THE WHITE HOUSE
Office of the Vice President
VICE PRESIDENT GORE ANNOUNCES $425 MILLION TO CONNECT CLASSROOMS AND SCHOOL LIBRARIES TO THE INTERNET
Vice President Gore today (12/10) announced more than $425 million for schools across the nation. These funds are provided under the Technology Literacy Challenge Fund launched by the Administration in 1996 and were requested by the Clinton Administration a part of the balanced budget plan enacted by Congress last month.
"This is a major step toward putting the power of technology in our nation's classrooms and at our children's fingertips," the Vice President said. "In order to seize the opportunities of a new economy and a new century, every child must have access to the Internet and learn to use cutting-edge technology."
The $425 million allocated under the Technology Literacy Challenge Fund for fiscal year 1998 will be given to all 50 states and outlying areas. These funds will be used by local school districts to help purchase computers, wire classrooms, develop new curriculum and software, and train teachers to use computers in the classroom. This fund, along with the E-rate --which provides schools and libraries with access to the Internet at deeply discounted rates --will give our children the tools they need to succeed in the new economy of the 21st century.
Technology literacy is especially important as we move into a new economy and Information Age. Today, half our economic growth is due to technological innovation. By the year 2000, 60 percent of all jobs in America will require the use of technology. Sixty-five percent of America's schools are already connected to the Internet.

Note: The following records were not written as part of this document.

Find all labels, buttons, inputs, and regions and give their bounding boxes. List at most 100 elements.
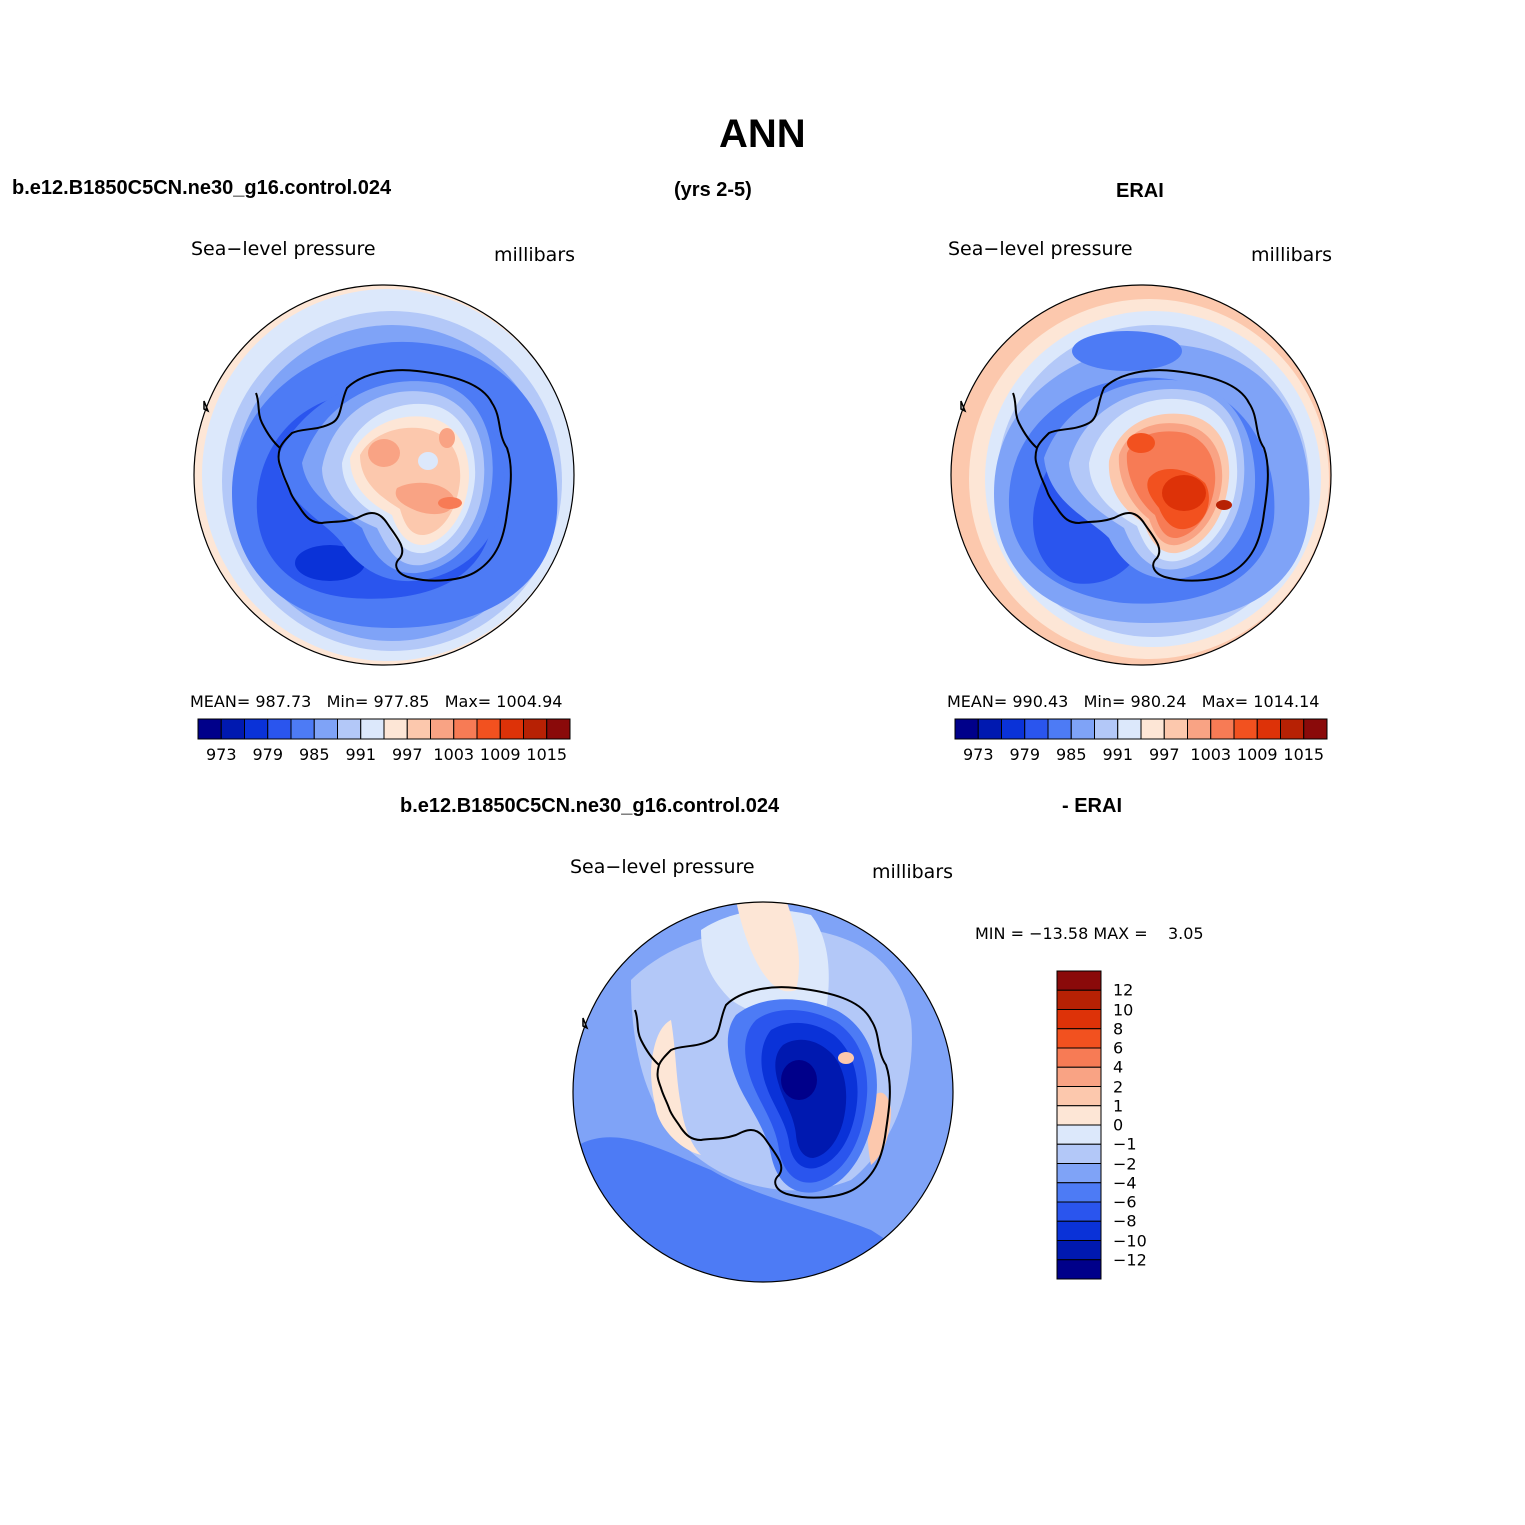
colorbar-swatch: [453, 718, 478, 740]
colorbar-swatch: [1056, 1182, 1102, 1203]
colorbar-swatch: [1056, 1259, 1102, 1280]
model-mean-value: 987.73: [255, 692, 312, 711]
colorbar-swatch: [1056, 1047, 1102, 1068]
obs-max-label: Max=: [1201, 692, 1249, 711]
colorbar-swatch: [337, 718, 362, 740]
colorbar-swatch: [430, 718, 455, 740]
colorbar-tick-label: 979: [1009, 745, 1041, 764]
colorbar-swatch: [1056, 1163, 1102, 1184]
diff-case-name: b.e12.B1850C5CN.ne30_g16.control.024: [400, 795, 780, 817]
colorbar-swatch: [1233, 718, 1258, 740]
model-stats: MEAN= 987.73 Min= 977.85 Max= 1004.94: [190, 692, 562, 711]
colorbar-tick-label: 997: [391, 745, 423, 764]
case-name: b.e12.B1850C5CN.ne30_g16.control.024: [12, 177, 392, 199]
colorbar-tick-label: 985: [1055, 745, 1087, 764]
colorbar-tick-label: 8: [1113, 1019, 1124, 1039]
obs-max-value: 1014.14: [1253, 692, 1320, 711]
colorbar-swatch: [1303, 718, 1328, 740]
reference-name: ERAI: [1116, 180, 1164, 202]
colorbar-tick-label: 1: [1113, 1096, 1124, 1116]
diff-reference-name: - ERAI: [1062, 795, 1122, 817]
obs-map: [950, 284, 1332, 666]
colorbar-tick-label: 1015: [526, 745, 568, 764]
colorbar-swatch: [1117, 718, 1142, 740]
colorbar-swatch: [290, 718, 315, 740]
diff-map: [572, 901, 954, 1283]
colorbar-swatch: [954, 718, 979, 740]
years-label: (yrs 2-5): [674, 179, 752, 201]
colorbar-swatch: [1070, 718, 1095, 740]
colorbar-tick-label: 991: [1102, 745, 1134, 764]
colorbar-swatch: [1047, 718, 1072, 740]
colorbar-tick-label: 973: [205, 745, 237, 764]
colorbar-tick-label: 10: [1113, 1000, 1134, 1019]
colorbar-swatch: [220, 718, 245, 740]
colorbar-swatch: [1056, 970, 1102, 991]
colorbar-swatch: [244, 718, 269, 740]
colorbar-tick-label: 973: [962, 745, 994, 764]
obs-colorbar: [954, 718, 1328, 740]
figure-title: ANN: [719, 112, 806, 156]
colorbar-tick-label: −12: [1113, 1250, 1147, 1270]
colorbar-tick-label: 6: [1113, 1038, 1124, 1058]
diff-variable-label: Sea−level pressure: [570, 856, 755, 878]
colorbar-swatch: [1256, 718, 1281, 740]
colorbar-tick-label: 4: [1113, 1057, 1124, 1077]
colorbar-swatch: [1056, 1240, 1102, 1261]
colorbar-swatch: [499, 718, 524, 740]
obs-min-label: Min=: [1083, 692, 1126, 711]
colorbar-swatch: [197, 718, 222, 740]
colorbar-swatch: [1056, 1124, 1102, 1145]
model-colorbar: [197, 718, 571, 740]
colorbar-tick-label: 1009: [479, 745, 521, 764]
colorbar-tick-label: 1003: [1190, 745, 1232, 764]
model-mean-label: MEAN=: [190, 692, 251, 711]
diff-max-value: 3.05: [1167, 924, 1204, 943]
colorbar-tick-label: −6: [1113, 1192, 1137, 1212]
colorbar-swatch: [360, 718, 385, 740]
colorbar-swatch: [1056, 1105, 1102, 1126]
colorbar-swatch: [1056, 1201, 1102, 1222]
colorbar-tick-label: 1003: [433, 745, 475, 764]
colorbar-swatch: [1056, 1009, 1102, 1030]
colorbar-tick-label: −10: [1113, 1231, 1147, 1250]
colorbar-tick-label: −4: [1113, 1173, 1137, 1193]
colorbar-swatch: [383, 718, 408, 740]
diff-min-value: −13.58: [1029, 924, 1089, 943]
colorbar-swatch: [1001, 718, 1026, 740]
diff-stats: MIN = −13.58 MAX = 3.05: [975, 924, 1204, 943]
obs-units-label: millibars: [1251, 244, 1333, 266]
model-map: [193, 284, 575, 666]
colorbar-tick-label: 1015: [1283, 745, 1325, 764]
colorbar-swatch: [1024, 718, 1049, 740]
colorbar-tick-label: 979: [252, 745, 284, 764]
model-min-label: Min=: [326, 692, 369, 711]
colorbar-swatch: [523, 718, 548, 740]
colorbar-tick-label: 991: [345, 745, 377, 764]
colorbar-swatch: [1140, 718, 1165, 740]
colorbar-swatch: [1280, 718, 1305, 740]
colorbar-swatch: [1094, 718, 1119, 740]
obs-stats: MEAN= 990.43 Min= 980.24 Max= 1014.14: [947, 692, 1319, 711]
colorbar-swatch: [1210, 718, 1235, 740]
colorbar-tick-label: 997: [1148, 745, 1180, 764]
colorbar-swatch: [1187, 718, 1212, 740]
colorbar-tick-label: 2: [1113, 1077, 1124, 1096]
colorbar-tick-label: −8: [1113, 1211, 1137, 1231]
colorbar-tick-label: −1: [1113, 1134, 1137, 1154]
model-min-value: 977.85: [373, 692, 430, 711]
diff-min-label: MIN =: [975, 924, 1024, 943]
diff-max-label: MAX =: [1093, 924, 1148, 943]
colorbar-swatch: [977, 718, 1002, 740]
obs-min-value: 980.24: [1130, 692, 1187, 711]
colorbar-tick-label: 1009: [1236, 745, 1278, 764]
diff-units-label: millibars: [872, 861, 954, 883]
model-units-label: millibars: [494, 244, 576, 266]
obs-variable-label: Sea−level pressure: [948, 238, 1133, 260]
colorbar-tick-label: 0: [1113, 1115, 1124, 1135]
obs-mean-value: 990.43: [1012, 692, 1069, 711]
colorbar-tick-label: 985: [298, 745, 330, 764]
colorbar-swatch: [1163, 718, 1188, 740]
colorbar-swatch: [1056, 1143, 1102, 1164]
colorbar-swatch: [1056, 1086, 1102, 1107]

The Technology Literacy Challenge Fund, a 5-year, $2 billion effort, was launched in February of 1996 to help achieve one of President Clinton's and Vice President Gore's highest priorities: bringing our children and schools into the information age --so that for the first time in American history, children in the most isolated rural towns, the most comfortable suburbs, the poorest inner city schools, have the same access to the same universe of knowledge.